Wednesday, September 14, 2011

Bucket of Bucks for the government Could Mean Less Jobs in America

      No one wants to see workers hurt on the job while most believe it is good policy to fine the pants off a company for the human error of an employee.  Regulations are good but over regulations and hefty fines are a killer on the small industries left in this country.  As our government has grown out of control, much of it's purpose is to collect money to run the inefficient programs it has created.  As our work force shrinks, government rules and regulations grow.  In years gone by, workers would kiss the wife good bye, grab the lunch bucket and off they go.  Today, a fortunate one who even has a job needs to load  the safety suit, harness, safety glasses, boots and underwear, safety manuals, health cards, OSHA card, along with the lunch box before they even get into the truck and fasten the seat belt. 
    Safety should be and is on the minds of most owners and plant managers.  That being said, should the government be able to walk in and hold a company hostage and even cause the doors to close because of the heavy fines.  This adds to the price of a product along with the insurance and many office staff needed just to keep up with new and ongoing laws and regulations. Just because brightly colored flags are now required around a roof perimeter before repairs, does not mean a worker will not trip.
  Just as beauty killed the beast, governments can be a friend to industry or just be the reason we can not compete with the up and coming world economy. 

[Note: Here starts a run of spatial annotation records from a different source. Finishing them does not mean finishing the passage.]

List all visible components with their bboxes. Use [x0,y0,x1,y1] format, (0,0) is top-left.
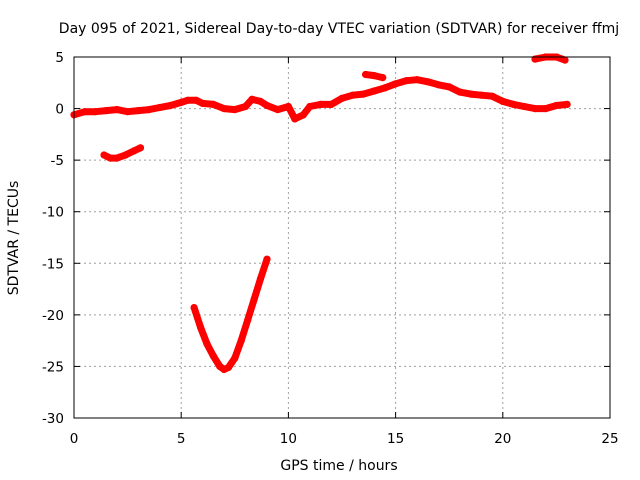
x-tick-label: 15 [387,431,404,447]
series-upper-island [362,70,387,82]
data-point [145,106,153,114]
x-tick-label: 10 [280,431,297,447]
y-axis-label: SDTVAR / TECUs [6,181,22,296]
data-point [561,56,569,64]
data-point [520,102,528,111]
y-tick-label: -30 [42,411,64,427]
data-point [192,96,200,104]
data-point [196,323,205,331]
data-point [134,107,142,115]
data-point [248,95,256,103]
data-point [224,363,232,372]
data-point [263,255,271,263]
data-point [552,101,561,110]
data-point [284,102,292,111]
data-point [274,106,282,114]
data-point [237,337,245,345]
data-point [244,316,252,324]
data-point [263,101,271,110]
data-point [209,100,217,108]
y-tick-label: 5 [55,50,64,66]
series-short-arc [100,144,145,162]
data-point [488,92,496,100]
data-point [359,90,367,98]
data-point [402,77,410,85]
data-point [370,72,378,80]
data-point [338,94,346,102]
data-point [456,88,464,96]
data-point [563,100,571,108]
data-series [70,53,571,374]
data-point [113,154,121,162]
x-tick-label: 0 [70,431,79,447]
data-point [467,90,475,98]
data-point [542,105,550,113]
data-point [199,99,207,107]
data-point [317,100,325,108]
data-point [434,81,443,89]
data-point [121,151,130,159]
data-point [381,84,389,92]
data-point [370,87,378,95]
y-tick-label: 0 [55,102,64,118]
data-point [184,96,192,104]
data-point [177,98,185,106]
x-tick-label: 5 [177,431,186,447]
chart-title: Day 095 of 2021, Sidereal Day-to-day VTE… [59,21,619,37]
data-point [509,100,518,108]
data-point [256,275,265,283]
series-main-band [70,76,571,123]
data-point [327,100,335,108]
data-point [81,108,89,116]
data-point [231,106,239,114]
data-point [203,340,211,348]
data-point [102,107,110,115]
data-point [220,105,228,113]
data-point [256,97,265,105]
data-point [291,115,299,123]
data-point [241,102,250,111]
data-point [413,76,421,84]
y-tick-label: -20 [42,308,64,324]
y-tick-label: -10 [42,205,64,221]
data-point [113,106,121,114]
data-point [231,354,239,362]
data-point [209,352,217,360]
data-point [445,83,453,91]
y-tick-label: -15 [42,256,64,272]
data-point [499,97,507,105]
data-point [190,304,198,312]
data-point [100,151,108,159]
data-point [130,147,138,155]
series-deep-arc [190,255,271,374]
x-tick-label: 25 [601,431,618,447]
data-point [250,295,258,303]
data-point [299,111,307,119]
data-point [531,105,539,113]
data-point [424,78,432,86]
y-tick-label: -25 [42,359,64,375]
data-point [156,103,164,112]
data-point [136,144,145,152]
data-point [124,108,132,116]
y-tick-label: -5 [51,153,64,169]
plot-frame [73,56,611,419]
data-point [392,80,400,88]
data-point [477,91,485,99]
data-point [166,101,175,110]
data-point [362,70,370,79]
data-point [306,102,314,111]
x-axis-label: GPS time / hours [280,458,397,474]
axis-ticks: 0 5 10 15 20 25 5 0 -5 -10 -15 -20 -25 -30 [42,50,619,447]
data-point [106,154,114,162]
data-point [349,91,357,99]
data-point [91,108,99,116]
data-point [379,74,387,82]
x-tick-label: 20 [494,431,511,447]
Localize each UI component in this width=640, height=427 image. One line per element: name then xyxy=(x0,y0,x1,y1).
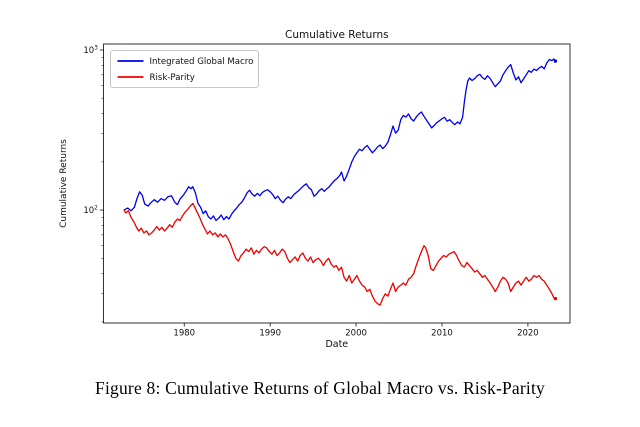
series-line-risk-parity xyxy=(123,202,557,306)
y-tick-label: 102 xyxy=(83,204,98,216)
x-tick-label: 1980 xyxy=(173,329,195,339)
x-tick-label: 2000 xyxy=(345,329,367,339)
series-endpoint-risk-parity xyxy=(553,296,558,301)
x-axis-label: Date xyxy=(325,339,348,350)
x-tick-label: 2010 xyxy=(431,329,453,339)
chart-title: Cumulative Returns xyxy=(285,29,389,41)
y-tick-label: 103 xyxy=(83,44,98,56)
plot-frame xyxy=(103,43,571,324)
cumulative-returns-chart: Cumulative Returns Date Cumulative Retur… xyxy=(59,29,571,350)
figure-caption: Figure 8: Cumulative Returns of Global M… xyxy=(95,378,545,398)
legend-label-integrated-global-macro: Integrated Global Macro xyxy=(150,57,254,67)
series-line-integrated-global-macro xyxy=(123,58,557,222)
y-axis-label: Cumulative Returns xyxy=(59,139,69,228)
x-tick-label: 1990 xyxy=(259,329,281,339)
legend-box xyxy=(110,50,259,88)
x-tick-label: 2020 xyxy=(517,329,539,339)
legend-label-risk-parity: Risk-Parity xyxy=(150,73,195,83)
series-endpoint-integrated-global-macro xyxy=(553,59,558,63)
chart-plot-area: 1980 1990 2000 2010 2020 102 103 Integrated Glo… xyxy=(83,44,558,339)
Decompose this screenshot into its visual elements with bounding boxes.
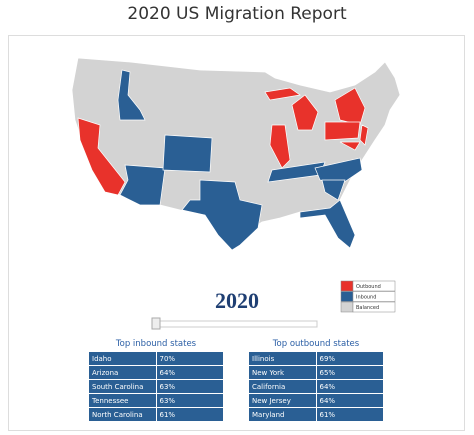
state-cell: Idaho xyxy=(88,351,157,366)
table-title: Top outbound states xyxy=(272,339,360,349)
state-cell: Maryland xyxy=(248,407,317,422)
table-row: Maryland 61% xyxy=(248,407,384,422)
state-florida xyxy=(299,199,356,249)
state-maryland xyxy=(339,141,361,151)
state-michigan-up xyxy=(264,87,301,101)
table: Idaho 70% Arizona 64% South Carolina 63% Tenne… xyxy=(88,351,224,422)
share-cell: 61% xyxy=(315,407,384,422)
state-michigan xyxy=(291,94,319,131)
state-new-york xyxy=(334,87,366,126)
page-title: 2020 US Migration Report xyxy=(127,4,347,24)
table-row: New Jersey 64% xyxy=(248,393,384,408)
share-cell: 63% xyxy=(155,393,224,408)
us-map xyxy=(71,57,401,251)
state-cell: New Jersey xyxy=(248,393,317,408)
share-cell: 64% xyxy=(315,379,384,394)
table-row: New York 65% xyxy=(248,365,384,380)
legend-box xyxy=(352,291,396,302)
state-cell: Arizona xyxy=(88,365,157,380)
state-idaho xyxy=(117,69,146,121)
table-row: Tennessee 63% xyxy=(88,393,224,408)
table-row: Arizona 64% xyxy=(88,365,224,380)
state-new-jersey xyxy=(359,124,369,146)
state-texas xyxy=(181,179,263,251)
state-pennsylvania xyxy=(324,121,361,141)
share-cell: 61% xyxy=(155,407,224,422)
legend-label: Balanced xyxy=(356,305,379,311)
share-cell: 69% xyxy=(315,351,384,366)
share-cell: 65% xyxy=(315,365,384,380)
legend-swatch xyxy=(340,291,354,302)
legend-box xyxy=(352,280,396,292)
frame xyxy=(8,35,465,431)
state-arizona xyxy=(119,164,166,206)
table-row: Illinois 69% xyxy=(248,351,384,366)
share-cell: 64% xyxy=(155,365,224,380)
share-cell: 64% xyxy=(315,393,384,408)
state-cell: Illinois xyxy=(248,351,317,366)
legend-label: Outbound xyxy=(356,284,381,290)
legend: Outbound Inbound Balanced xyxy=(340,280,396,313)
state-colorado xyxy=(162,134,213,173)
legend-swatch xyxy=(340,301,354,313)
year-label: 2020 xyxy=(215,288,259,313)
legend-label: Inbound xyxy=(356,295,376,301)
state-north-carolina xyxy=(314,157,363,186)
table-row: North Carolina 61% xyxy=(88,407,224,422)
state-cell: New York xyxy=(248,365,317,380)
table-title: Top inbound states xyxy=(115,339,197,349)
outbound-table: Top outbound states Illinois 69% New York 65… xyxy=(248,338,384,422)
state-cell: South Carolina xyxy=(88,379,157,394)
table: Illinois 69% New York 65% California 64% New J… xyxy=(248,351,384,422)
inbound-table: Top inbound states Idaho 70% Arizona 64% Sout… xyxy=(88,338,224,422)
state-cell: Tennessee xyxy=(88,393,157,408)
table-row: South Carolina 63% xyxy=(88,379,224,394)
legend-swatch xyxy=(340,280,354,292)
share-cell: 63% xyxy=(155,379,224,394)
state-cell: California xyxy=(248,379,317,394)
state-illinois xyxy=(269,124,291,169)
state-california xyxy=(77,117,126,196)
state-cell: North Carolina xyxy=(88,407,157,422)
legend-box xyxy=(352,301,396,313)
table-row: California 64% xyxy=(248,379,384,394)
slider-handle[interactable] xyxy=(151,317,161,330)
table-row: Idaho 70% xyxy=(88,351,224,366)
slider-track[interactable] xyxy=(151,320,318,328)
state-south-carolina xyxy=(321,179,346,201)
share-cell: 70% xyxy=(155,351,224,366)
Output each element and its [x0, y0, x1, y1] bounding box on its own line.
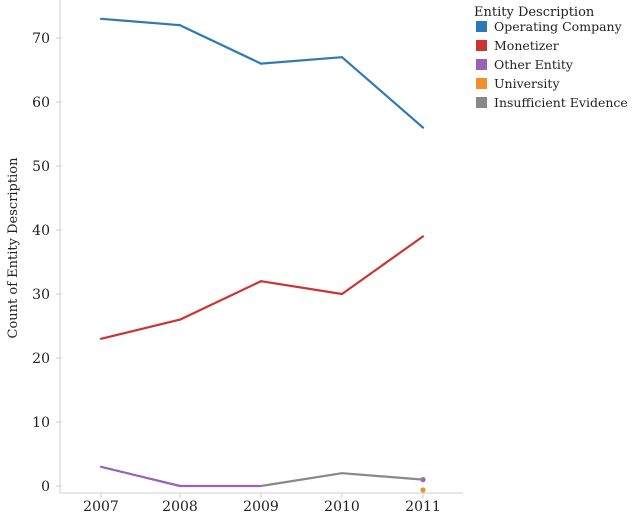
legend-item: Insufficient Evidence	[476, 95, 628, 110]
series-monetizer	[101, 236, 423, 338]
series-university	[420, 487, 425, 492]
legend-label: Insufficient Evidence	[494, 95, 628, 110]
legend-swatch	[476, 21, 487, 32]
legend-swatch	[476, 97, 487, 108]
y-axis-title: Count of Entity Description	[6, 157, 21, 339]
x-tick-label: 2010	[324, 499, 360, 515]
x-tick-label: 2009	[243, 499, 279, 515]
series-line-segment	[342, 236, 423, 294]
data-point	[420, 487, 425, 492]
y-tick-label: 40	[32, 223, 50, 239]
legend-swatch	[476, 78, 487, 89]
axes	[60, 0, 463, 493]
y-tick-label: 30	[32, 287, 50, 303]
series-layer	[101, 19, 426, 493]
series-line-segment	[101, 320, 180, 339]
y-tick-label: 60	[32, 95, 50, 111]
y-tick-label: 70	[32, 31, 50, 47]
legend-item: University	[476, 76, 560, 91]
series-line-segment	[101, 467, 180, 486]
series-line-segment	[180, 25, 261, 63]
series-line-segment	[261, 281, 342, 294]
legend-swatch	[476, 59, 487, 70]
series-operating-company	[101, 19, 423, 128]
y-tick-label: 0	[41, 479, 50, 495]
y-tick-label: 50	[32, 159, 50, 175]
series-line-segment	[180, 281, 261, 319]
legend-swatch	[476, 40, 487, 51]
series-line-segment	[261, 57, 342, 63]
legend: Entity Description Operating Company Mone…	[474, 5, 628, 110]
series-line-segment	[261, 473, 342, 486]
legend-title: Entity Description	[474, 5, 595, 20]
x-tick-label: 2011	[405, 499, 441, 515]
series-line-segment	[342, 57, 423, 127]
y-tick-label: 20	[32, 351, 50, 367]
y-tick-label: 10	[32, 415, 50, 431]
x-tick-label: 2008	[162, 499, 198, 515]
y-axis-ticks: 0 10 20 30 40 50 60 70	[32, 31, 62, 495]
series-line-segment	[342, 473, 423, 479]
series-line-segment	[101, 19, 180, 25]
legend-label: Other Entity	[494, 57, 574, 72]
legend-item: Monetizer	[476, 38, 559, 53]
x-tick-label: 2007	[83, 499, 119, 515]
legend-label: Monetizer	[494, 38, 559, 53]
legend-item: Other Entity	[476, 57, 574, 72]
legend-label: University	[494, 76, 560, 91]
legend-item: Operating Company	[476, 19, 623, 34]
series-insufficient-evidence	[261, 473, 423, 486]
x-axis-ticks: 2007 2008 2009 2010 2011	[83, 493, 441, 515]
legend-label: Operating Company	[494, 19, 623, 34]
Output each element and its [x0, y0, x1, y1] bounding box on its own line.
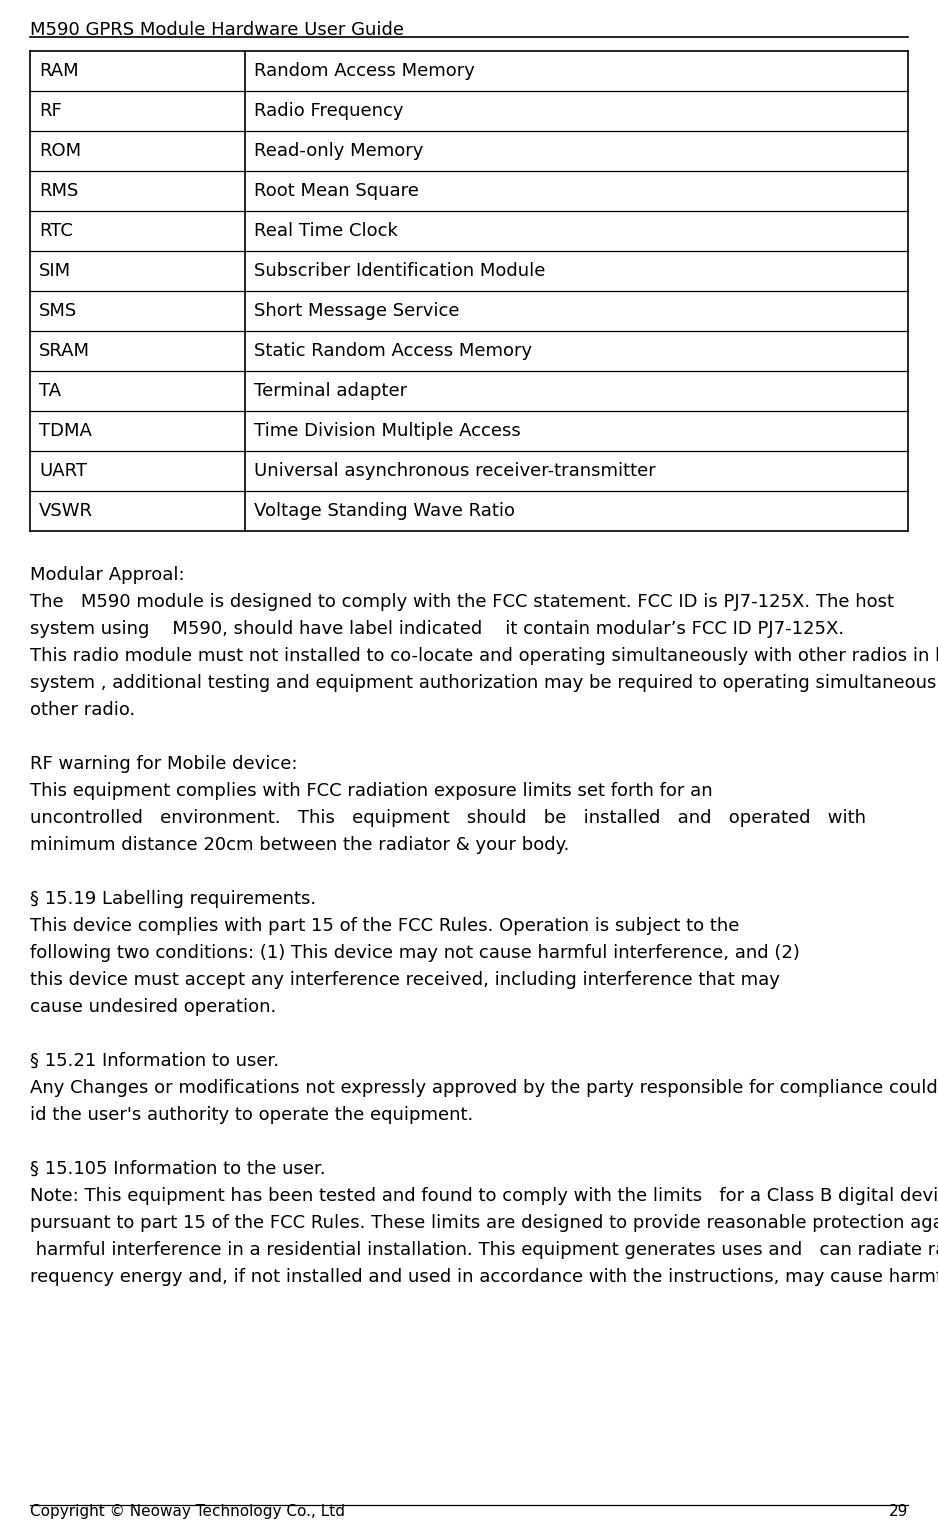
Text: SMS: SMS [39, 302, 77, 320]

The U.S. Department of Labor's Occupational Safety and Health Administration announced yesterday that it will fine the company $917,000 for 50 alleged violations of workplace safety standards following the March 13 explosion.
Four workers were hurt in the explosion, which was caused when a valve was left open, resulting in the release of flammable acetone vapors. The vapors exploded after being ignited by an undetermined source, according to the state fire marshal.
Bostik is at 211 Boston St. near the West Peabody line. It manufactures adhesives and sealants for use in everything from gas tankers and buildings to furniture and diapers, according to the company's website.
None of those violations contributed directly to the explosion, the fire marshal concluded.